Bislang kamen bei den Fluten in Bosnien-Herzegowina, Serbien und Kroatien 47 Menschen ums Leben. Bei steigenden Temperaturen könnte von Tierkadavern verunreinigtes Wasser zu Krankheiten wie Typhus oder Hepatitis führen, warnte der Leiter des Gesundheitsamts in Sarajevo. Es gehe nun darum, eine sichere Wasserversorgung zu gewährleisten.

„Es ist schnell klar geworden, dass der Bedarf so riesig ist, dass wir die Hilfe aufstocken mussten“, sagte EU-Kommissarin Georgiewa. Der Einsatz in Bosnien-Herzegowina sei „sehr komplex“: Dies liege auch daran, dass die Schäden zum Teil in Gebieten entstanden, in denen die während des Balkankriegs verlegten Landminen noch nicht geräumt worden seien.

Die Minenaktionszentren (MAC) in Serbien, Bosnien-Herzegowina und Kroatien stellten ein Team zusammen, das die Gefahr durch Sprengkörper aus dem Krieg in den 90er-Jahren einschätzen soll. Das MAC in Sarajevo warnte, die Minen könnten von Wasser und Schlamm hochgespült und fortgetragen werden. Eine Mine sei auch nach Jahren noch eine tödliche Gefahr, selbst wenn der Zündmechanismus feucht geworden sei. „Es gibt keine nicht-tödliche Mine“, sagte Sasa Obradovic vom MAC.

Allein in Bosnien-Herzegowina liegen laut MAC noch etwa 120.000 Landminen aus dem Krieg zwischen Serben, Kroaten und Muslimen. Die Gegenden um Doboj und Olovo in Bosnien-Herzegowina, die besonders vom Hochwasser betroffen sind, seien noch stark vermint. In Kroatien wird die Zahl der Sprengkörper auf 13.000 geschätzt.

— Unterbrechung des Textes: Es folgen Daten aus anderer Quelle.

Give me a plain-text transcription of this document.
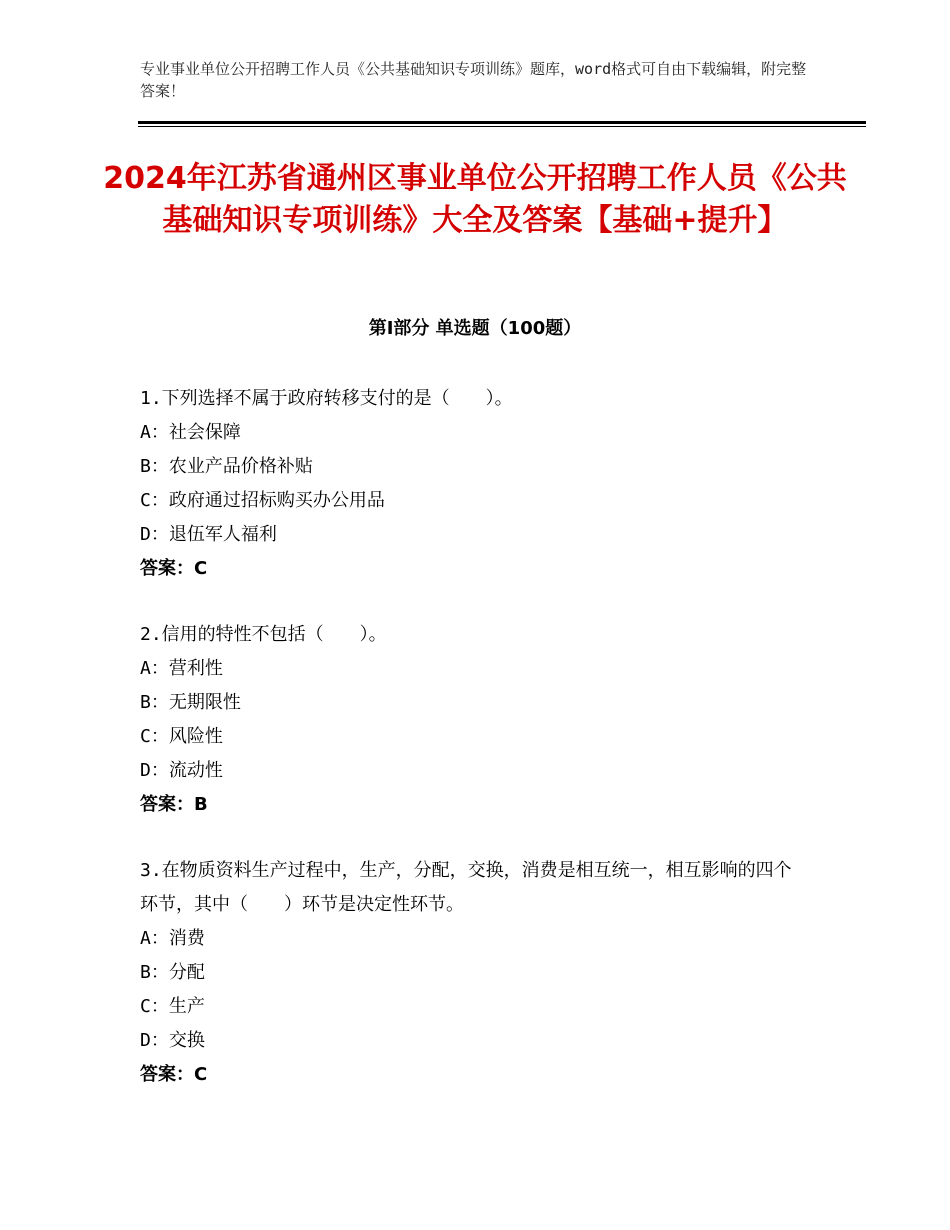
专业事业单位公开招聘工作人员《公共基础知识专项训练》题库，word格式可自由下载编辑，附完整答案！
2024年江苏省通州区事业单位公开招聘工作人员《公共基础知识专项训练》大全及答案【基础+提升】
第Ⅰ部分 单选题（100题）
1.下列选择不属于政府转移支付的是（　　）。
A：社会保障
B：农业产品价格补贴
C：政府通过招标购买办公用品
D：退伍军人福利
答案：C
2.信用的特性不包括（　　）。
A：营利性
B：无期限性
C：风险性
D：流动性
答案：B
3.在物质资料生产过程中，生产，分配，交换，消费是相互统一，相互影响的四个环节，其中（　　）环节是决定性环节。
A：消费
B：分配
C：生产
D：交换
答案：C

In Serbien bereiteten sich die Menschen auf eine weitere Flutwelle vor: Millionen weitere Sandsäcke wurden entlang des Flusses Sava in Orten wie Sabac, Mitrovica, Belgrad und Obrenovac aufgestapelt. Etwa 7000 der 25.000 Einwohner Obrenovacs in der Nähe von Belgrad hatten vorsorglich ihre Häuser verlassen müssen. Weite Teile der Stadt blieben unzugänglich.

Bundeskanzlerin Angela Merkel (CDU) sprach den Flutopfern ihre Anteilnahme aus. Den Familien der Opfer sicherte Merkel die Unterstützung Deutschlands und der EU zu.

Erdrutsche zerstörten in Serbien und Bosnien bislang Hunderte Häuser. In Bosnien waren am Montag noch Dutzende Straßen nicht zu passieren. In Tschechien und Polen dagegen entspannte sich die Lage.